Rodeado por una multitud que lo ignoraba, llegó al lugar donde debía entregar sus documentos. Los vio desaparecer en una pila indistinta, junto a carteras y billeteras ajenas, como si su identidad se diluyera entre las pertenencias de otros.  Avanzó, lentamente, en una marcha sin propósito, acompañado por figuras que apenas distinguía, envuelto en la sensación de estar atrapado en una procesión hacia lo desconocido. De pronto, el miedo lo sacudió: debía recuperar sus documentos.
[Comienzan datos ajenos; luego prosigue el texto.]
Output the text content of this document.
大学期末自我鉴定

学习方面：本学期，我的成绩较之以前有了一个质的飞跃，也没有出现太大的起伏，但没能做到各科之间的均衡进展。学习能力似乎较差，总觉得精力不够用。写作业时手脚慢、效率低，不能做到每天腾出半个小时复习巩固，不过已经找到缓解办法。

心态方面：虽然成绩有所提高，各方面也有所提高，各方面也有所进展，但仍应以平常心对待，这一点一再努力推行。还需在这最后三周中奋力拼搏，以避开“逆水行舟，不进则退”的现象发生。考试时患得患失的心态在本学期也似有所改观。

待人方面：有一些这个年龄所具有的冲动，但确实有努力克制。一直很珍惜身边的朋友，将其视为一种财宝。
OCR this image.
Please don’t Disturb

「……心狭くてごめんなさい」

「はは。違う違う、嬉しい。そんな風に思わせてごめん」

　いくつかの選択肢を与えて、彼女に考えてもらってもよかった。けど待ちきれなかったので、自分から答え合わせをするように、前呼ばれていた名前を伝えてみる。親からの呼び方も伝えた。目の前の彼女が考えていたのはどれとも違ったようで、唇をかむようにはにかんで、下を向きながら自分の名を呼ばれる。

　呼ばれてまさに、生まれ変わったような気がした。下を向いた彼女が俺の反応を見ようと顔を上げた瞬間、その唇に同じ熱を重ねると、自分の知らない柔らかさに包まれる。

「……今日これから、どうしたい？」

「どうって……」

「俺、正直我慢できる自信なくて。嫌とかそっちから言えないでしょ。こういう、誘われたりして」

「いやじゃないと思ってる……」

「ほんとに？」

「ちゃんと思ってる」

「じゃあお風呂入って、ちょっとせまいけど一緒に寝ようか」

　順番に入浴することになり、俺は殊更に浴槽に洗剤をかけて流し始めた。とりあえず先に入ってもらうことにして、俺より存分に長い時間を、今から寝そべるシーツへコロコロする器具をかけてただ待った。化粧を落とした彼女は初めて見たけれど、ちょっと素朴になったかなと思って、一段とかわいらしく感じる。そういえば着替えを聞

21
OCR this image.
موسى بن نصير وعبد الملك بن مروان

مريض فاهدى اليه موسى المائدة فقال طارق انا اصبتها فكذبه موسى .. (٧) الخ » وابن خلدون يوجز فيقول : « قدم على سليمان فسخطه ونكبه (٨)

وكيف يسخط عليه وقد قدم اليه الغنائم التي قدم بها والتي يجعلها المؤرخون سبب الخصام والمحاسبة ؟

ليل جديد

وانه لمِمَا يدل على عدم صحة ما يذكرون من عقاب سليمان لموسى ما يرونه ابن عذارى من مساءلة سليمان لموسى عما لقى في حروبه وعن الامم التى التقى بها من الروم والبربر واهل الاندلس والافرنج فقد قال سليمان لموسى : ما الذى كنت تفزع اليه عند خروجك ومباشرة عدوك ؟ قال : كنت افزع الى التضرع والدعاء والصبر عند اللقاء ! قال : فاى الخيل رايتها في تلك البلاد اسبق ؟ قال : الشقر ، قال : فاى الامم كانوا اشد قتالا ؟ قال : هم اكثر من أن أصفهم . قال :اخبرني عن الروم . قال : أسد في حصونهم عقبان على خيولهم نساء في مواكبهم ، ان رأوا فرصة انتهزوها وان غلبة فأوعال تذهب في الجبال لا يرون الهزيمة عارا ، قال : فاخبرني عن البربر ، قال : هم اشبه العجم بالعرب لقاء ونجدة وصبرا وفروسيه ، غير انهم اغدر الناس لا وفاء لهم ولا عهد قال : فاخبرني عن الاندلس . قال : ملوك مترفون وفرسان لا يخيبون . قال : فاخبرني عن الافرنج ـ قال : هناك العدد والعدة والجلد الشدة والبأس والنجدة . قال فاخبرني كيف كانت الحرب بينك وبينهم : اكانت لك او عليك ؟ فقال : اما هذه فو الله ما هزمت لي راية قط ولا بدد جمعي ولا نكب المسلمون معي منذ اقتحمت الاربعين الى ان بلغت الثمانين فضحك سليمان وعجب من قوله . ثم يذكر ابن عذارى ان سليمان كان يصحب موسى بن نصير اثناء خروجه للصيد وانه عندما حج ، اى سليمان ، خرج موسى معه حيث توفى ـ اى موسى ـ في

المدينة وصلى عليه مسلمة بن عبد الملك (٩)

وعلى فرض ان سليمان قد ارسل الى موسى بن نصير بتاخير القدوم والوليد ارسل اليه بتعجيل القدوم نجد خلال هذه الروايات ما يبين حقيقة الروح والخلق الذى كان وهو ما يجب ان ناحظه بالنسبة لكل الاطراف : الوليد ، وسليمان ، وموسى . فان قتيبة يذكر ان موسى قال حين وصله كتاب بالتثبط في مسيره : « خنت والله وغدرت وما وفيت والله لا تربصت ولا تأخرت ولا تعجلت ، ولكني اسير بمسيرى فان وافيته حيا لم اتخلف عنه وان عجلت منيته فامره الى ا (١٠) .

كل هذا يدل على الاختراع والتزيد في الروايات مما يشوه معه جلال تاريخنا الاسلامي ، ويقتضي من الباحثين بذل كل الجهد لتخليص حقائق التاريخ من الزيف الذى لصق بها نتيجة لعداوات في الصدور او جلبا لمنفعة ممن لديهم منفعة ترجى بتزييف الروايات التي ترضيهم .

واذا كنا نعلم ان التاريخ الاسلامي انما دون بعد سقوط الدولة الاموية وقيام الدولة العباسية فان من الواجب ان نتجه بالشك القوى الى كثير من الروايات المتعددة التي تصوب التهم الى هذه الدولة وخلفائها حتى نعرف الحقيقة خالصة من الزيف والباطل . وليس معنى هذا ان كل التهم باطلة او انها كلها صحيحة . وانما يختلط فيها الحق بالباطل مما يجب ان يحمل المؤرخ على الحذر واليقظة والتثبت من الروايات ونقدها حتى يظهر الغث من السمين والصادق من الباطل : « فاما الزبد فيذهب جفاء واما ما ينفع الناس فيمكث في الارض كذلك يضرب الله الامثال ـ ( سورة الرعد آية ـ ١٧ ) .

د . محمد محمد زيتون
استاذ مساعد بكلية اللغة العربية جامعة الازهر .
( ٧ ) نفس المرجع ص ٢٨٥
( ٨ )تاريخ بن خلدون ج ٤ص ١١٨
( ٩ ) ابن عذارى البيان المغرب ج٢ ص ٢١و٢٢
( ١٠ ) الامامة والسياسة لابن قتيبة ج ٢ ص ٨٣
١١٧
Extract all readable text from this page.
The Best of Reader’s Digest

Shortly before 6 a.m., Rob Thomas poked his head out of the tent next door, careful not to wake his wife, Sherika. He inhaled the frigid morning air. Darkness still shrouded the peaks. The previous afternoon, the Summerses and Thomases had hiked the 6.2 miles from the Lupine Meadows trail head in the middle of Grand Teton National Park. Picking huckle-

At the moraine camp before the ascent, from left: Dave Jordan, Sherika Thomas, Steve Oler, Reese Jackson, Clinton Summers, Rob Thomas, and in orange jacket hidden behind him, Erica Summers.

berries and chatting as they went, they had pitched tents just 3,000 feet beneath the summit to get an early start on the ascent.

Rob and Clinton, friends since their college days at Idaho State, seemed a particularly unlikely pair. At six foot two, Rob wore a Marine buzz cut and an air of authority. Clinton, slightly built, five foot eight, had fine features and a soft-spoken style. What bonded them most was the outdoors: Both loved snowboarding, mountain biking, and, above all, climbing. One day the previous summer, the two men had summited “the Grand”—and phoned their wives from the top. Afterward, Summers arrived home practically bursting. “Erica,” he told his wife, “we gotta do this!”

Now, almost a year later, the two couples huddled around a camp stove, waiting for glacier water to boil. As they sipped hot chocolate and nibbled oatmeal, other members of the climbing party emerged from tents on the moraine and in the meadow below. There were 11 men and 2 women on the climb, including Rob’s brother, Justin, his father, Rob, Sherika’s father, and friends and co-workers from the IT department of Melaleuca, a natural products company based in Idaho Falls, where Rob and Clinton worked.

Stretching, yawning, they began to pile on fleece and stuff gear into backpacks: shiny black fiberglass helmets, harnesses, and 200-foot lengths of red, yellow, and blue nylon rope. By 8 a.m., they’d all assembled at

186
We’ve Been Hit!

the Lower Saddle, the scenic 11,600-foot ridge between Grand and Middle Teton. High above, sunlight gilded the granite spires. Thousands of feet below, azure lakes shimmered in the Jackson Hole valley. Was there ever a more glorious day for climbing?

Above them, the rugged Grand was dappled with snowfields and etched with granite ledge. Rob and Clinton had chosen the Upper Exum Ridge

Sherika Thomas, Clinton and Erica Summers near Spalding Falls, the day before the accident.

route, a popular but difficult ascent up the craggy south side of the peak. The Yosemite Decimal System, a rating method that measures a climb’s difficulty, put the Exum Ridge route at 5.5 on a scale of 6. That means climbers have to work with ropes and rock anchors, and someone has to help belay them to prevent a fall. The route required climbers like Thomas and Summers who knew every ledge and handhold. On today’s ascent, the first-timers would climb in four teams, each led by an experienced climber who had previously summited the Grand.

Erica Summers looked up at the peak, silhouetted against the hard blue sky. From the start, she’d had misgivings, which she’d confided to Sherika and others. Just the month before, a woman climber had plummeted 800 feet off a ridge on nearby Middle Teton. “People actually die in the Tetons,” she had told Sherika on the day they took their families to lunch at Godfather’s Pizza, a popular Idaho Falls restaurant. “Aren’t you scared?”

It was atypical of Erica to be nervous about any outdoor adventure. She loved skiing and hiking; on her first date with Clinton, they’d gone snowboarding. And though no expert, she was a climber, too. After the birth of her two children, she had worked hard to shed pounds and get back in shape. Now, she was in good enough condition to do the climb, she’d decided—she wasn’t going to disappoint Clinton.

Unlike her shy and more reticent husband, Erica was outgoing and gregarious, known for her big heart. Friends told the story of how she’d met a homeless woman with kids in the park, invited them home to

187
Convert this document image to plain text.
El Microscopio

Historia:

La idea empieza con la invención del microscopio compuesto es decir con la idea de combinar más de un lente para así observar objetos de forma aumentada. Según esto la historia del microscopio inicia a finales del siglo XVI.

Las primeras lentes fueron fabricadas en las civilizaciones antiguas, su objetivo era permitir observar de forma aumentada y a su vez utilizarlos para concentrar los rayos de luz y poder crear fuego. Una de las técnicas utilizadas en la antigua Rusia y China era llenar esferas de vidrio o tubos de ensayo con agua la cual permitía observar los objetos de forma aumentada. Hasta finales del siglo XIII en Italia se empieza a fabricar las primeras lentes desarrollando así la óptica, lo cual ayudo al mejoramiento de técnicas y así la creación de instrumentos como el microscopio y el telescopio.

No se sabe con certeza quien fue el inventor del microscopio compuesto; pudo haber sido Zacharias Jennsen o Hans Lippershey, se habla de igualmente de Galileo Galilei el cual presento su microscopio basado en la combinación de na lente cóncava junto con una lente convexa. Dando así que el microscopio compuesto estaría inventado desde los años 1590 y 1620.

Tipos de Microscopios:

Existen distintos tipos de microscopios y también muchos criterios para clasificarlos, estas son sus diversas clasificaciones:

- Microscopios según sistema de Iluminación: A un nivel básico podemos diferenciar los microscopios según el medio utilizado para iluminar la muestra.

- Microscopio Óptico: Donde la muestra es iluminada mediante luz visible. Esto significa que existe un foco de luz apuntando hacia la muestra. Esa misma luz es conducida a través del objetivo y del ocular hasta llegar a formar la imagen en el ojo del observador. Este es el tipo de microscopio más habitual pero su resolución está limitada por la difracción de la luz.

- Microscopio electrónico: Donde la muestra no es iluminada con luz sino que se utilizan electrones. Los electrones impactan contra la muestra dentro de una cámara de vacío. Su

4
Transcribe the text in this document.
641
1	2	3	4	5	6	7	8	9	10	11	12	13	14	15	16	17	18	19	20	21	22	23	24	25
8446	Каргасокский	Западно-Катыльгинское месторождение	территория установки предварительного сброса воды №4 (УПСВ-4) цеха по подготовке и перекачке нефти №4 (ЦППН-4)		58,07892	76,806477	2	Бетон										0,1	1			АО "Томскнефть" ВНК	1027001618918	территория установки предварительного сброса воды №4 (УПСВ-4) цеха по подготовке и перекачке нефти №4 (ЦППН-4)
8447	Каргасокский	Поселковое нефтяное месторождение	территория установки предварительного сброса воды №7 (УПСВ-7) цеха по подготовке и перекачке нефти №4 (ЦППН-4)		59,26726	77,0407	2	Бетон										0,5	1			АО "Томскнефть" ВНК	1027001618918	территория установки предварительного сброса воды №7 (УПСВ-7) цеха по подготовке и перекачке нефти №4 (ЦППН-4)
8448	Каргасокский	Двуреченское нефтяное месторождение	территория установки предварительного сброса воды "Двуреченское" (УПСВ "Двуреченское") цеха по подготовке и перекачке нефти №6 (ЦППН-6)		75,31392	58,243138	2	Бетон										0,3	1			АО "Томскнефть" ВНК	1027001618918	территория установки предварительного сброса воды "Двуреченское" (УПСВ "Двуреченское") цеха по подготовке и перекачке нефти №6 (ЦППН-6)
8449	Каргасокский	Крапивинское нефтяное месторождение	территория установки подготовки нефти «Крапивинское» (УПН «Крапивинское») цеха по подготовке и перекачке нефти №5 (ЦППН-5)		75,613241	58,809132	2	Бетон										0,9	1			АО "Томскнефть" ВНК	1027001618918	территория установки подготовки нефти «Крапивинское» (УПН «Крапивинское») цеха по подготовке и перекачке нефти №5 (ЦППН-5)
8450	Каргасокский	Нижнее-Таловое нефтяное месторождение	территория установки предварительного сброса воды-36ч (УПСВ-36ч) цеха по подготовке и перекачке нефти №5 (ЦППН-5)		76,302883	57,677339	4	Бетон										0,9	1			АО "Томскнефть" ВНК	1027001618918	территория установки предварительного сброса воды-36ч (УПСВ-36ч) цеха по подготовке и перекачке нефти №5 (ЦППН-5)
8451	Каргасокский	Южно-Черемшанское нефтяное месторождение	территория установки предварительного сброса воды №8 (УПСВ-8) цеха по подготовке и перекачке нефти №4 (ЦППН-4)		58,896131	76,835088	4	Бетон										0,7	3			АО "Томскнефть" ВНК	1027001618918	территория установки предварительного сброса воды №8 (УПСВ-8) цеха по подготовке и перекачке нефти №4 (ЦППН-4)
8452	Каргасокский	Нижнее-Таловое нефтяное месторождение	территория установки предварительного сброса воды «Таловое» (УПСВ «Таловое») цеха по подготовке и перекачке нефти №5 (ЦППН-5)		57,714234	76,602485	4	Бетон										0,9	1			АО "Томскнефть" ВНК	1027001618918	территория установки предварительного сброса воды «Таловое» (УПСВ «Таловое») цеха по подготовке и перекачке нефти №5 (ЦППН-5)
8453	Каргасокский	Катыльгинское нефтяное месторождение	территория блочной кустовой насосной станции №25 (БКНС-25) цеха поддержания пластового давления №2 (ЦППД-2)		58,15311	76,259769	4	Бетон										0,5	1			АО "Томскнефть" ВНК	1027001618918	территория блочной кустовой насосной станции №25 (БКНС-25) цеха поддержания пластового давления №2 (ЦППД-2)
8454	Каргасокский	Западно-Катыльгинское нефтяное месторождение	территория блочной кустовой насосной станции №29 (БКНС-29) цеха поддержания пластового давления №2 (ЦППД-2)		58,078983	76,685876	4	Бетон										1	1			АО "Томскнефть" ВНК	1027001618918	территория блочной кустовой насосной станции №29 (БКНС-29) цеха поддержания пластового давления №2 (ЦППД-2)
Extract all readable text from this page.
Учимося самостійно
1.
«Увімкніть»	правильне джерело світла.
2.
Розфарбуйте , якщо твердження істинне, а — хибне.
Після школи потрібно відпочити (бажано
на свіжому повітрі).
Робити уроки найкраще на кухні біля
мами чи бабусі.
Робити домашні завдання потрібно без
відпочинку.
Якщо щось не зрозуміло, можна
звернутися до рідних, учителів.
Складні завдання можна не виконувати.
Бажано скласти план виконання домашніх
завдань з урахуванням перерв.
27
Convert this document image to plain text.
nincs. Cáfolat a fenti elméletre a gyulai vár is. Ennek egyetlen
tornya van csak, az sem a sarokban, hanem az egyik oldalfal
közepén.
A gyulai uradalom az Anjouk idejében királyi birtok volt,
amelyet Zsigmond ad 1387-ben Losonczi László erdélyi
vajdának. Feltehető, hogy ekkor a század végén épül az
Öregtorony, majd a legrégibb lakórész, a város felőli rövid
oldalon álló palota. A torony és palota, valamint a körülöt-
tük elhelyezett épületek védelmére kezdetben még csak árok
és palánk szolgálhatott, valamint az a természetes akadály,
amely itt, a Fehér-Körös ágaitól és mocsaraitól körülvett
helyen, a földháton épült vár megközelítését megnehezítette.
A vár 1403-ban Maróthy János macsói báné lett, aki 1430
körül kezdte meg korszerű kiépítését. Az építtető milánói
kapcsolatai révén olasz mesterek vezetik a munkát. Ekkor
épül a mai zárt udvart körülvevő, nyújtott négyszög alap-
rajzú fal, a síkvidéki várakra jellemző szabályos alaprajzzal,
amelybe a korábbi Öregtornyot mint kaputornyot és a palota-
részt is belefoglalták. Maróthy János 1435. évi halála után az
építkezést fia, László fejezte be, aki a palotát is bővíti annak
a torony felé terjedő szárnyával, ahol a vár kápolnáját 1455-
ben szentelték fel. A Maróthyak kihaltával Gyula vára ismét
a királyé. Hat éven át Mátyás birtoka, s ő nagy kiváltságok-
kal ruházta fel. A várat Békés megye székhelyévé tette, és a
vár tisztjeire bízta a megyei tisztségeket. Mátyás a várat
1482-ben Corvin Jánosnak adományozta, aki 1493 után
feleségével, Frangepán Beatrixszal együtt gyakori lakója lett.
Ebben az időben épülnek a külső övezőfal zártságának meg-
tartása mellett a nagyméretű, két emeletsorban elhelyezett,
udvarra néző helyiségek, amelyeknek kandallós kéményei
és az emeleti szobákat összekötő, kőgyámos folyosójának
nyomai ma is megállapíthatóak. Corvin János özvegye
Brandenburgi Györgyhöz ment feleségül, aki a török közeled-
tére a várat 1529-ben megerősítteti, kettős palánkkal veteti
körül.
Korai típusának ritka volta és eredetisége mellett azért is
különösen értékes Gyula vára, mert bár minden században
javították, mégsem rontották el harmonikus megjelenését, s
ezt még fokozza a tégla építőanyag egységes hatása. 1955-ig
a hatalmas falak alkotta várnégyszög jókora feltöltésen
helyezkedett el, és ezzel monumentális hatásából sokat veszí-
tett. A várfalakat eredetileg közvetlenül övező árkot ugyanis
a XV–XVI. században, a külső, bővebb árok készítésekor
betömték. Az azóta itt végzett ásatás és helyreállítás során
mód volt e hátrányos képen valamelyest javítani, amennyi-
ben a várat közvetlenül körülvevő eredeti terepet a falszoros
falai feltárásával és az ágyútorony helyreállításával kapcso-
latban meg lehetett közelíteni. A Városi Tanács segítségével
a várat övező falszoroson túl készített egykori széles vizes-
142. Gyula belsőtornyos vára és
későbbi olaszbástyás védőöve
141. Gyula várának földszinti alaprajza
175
Volvió, sorteando obstáculos absurdos, como una botella de aceite que no debía estar ahí, hasta llegar al mostrador donde un hombre uniformado lo miraba con indiferencia. “No los devolvemos”, fue la sentencia inapelable. La burocracia, insensible e inmóvil, lo despojó de cualquier posibilidad de regresar a sí mismo.

Rehen

El edificio, un colosal rulero que desafía la gravedad, me atrapa en su vértigo. Subo por escaleras infinitas, cada escalón con mayor ansiedad. El viento ulula, el edificio oscila, transformándose en un monstruo que amenaza con devorarme. Retrocedo, huyo, a la ciudad, me refugio y me ofrece un breve respiro. Un tranvía, una isla flotante, me aleja del caos. Pero la calma es engañosa. Siento pasos, una sombra que se alarga y me acecha. Escondido en un garaje, soy presa fácil. La voz ronca de mi captor rompe el silencio: "No te muevas". La amenaza no es sólo física, sino existencial. El taxi que pasa ignora mis gritos de auxilio.  Me obligan a caminar, a someterme a un ritual degradante. La dialéctica, mi única arma, se desvanece ante la brutalidad de aquel instante.  La ciudad, testigo mudo, se convierte en cómplice de mi humillación. ¿Miedo a la violencia?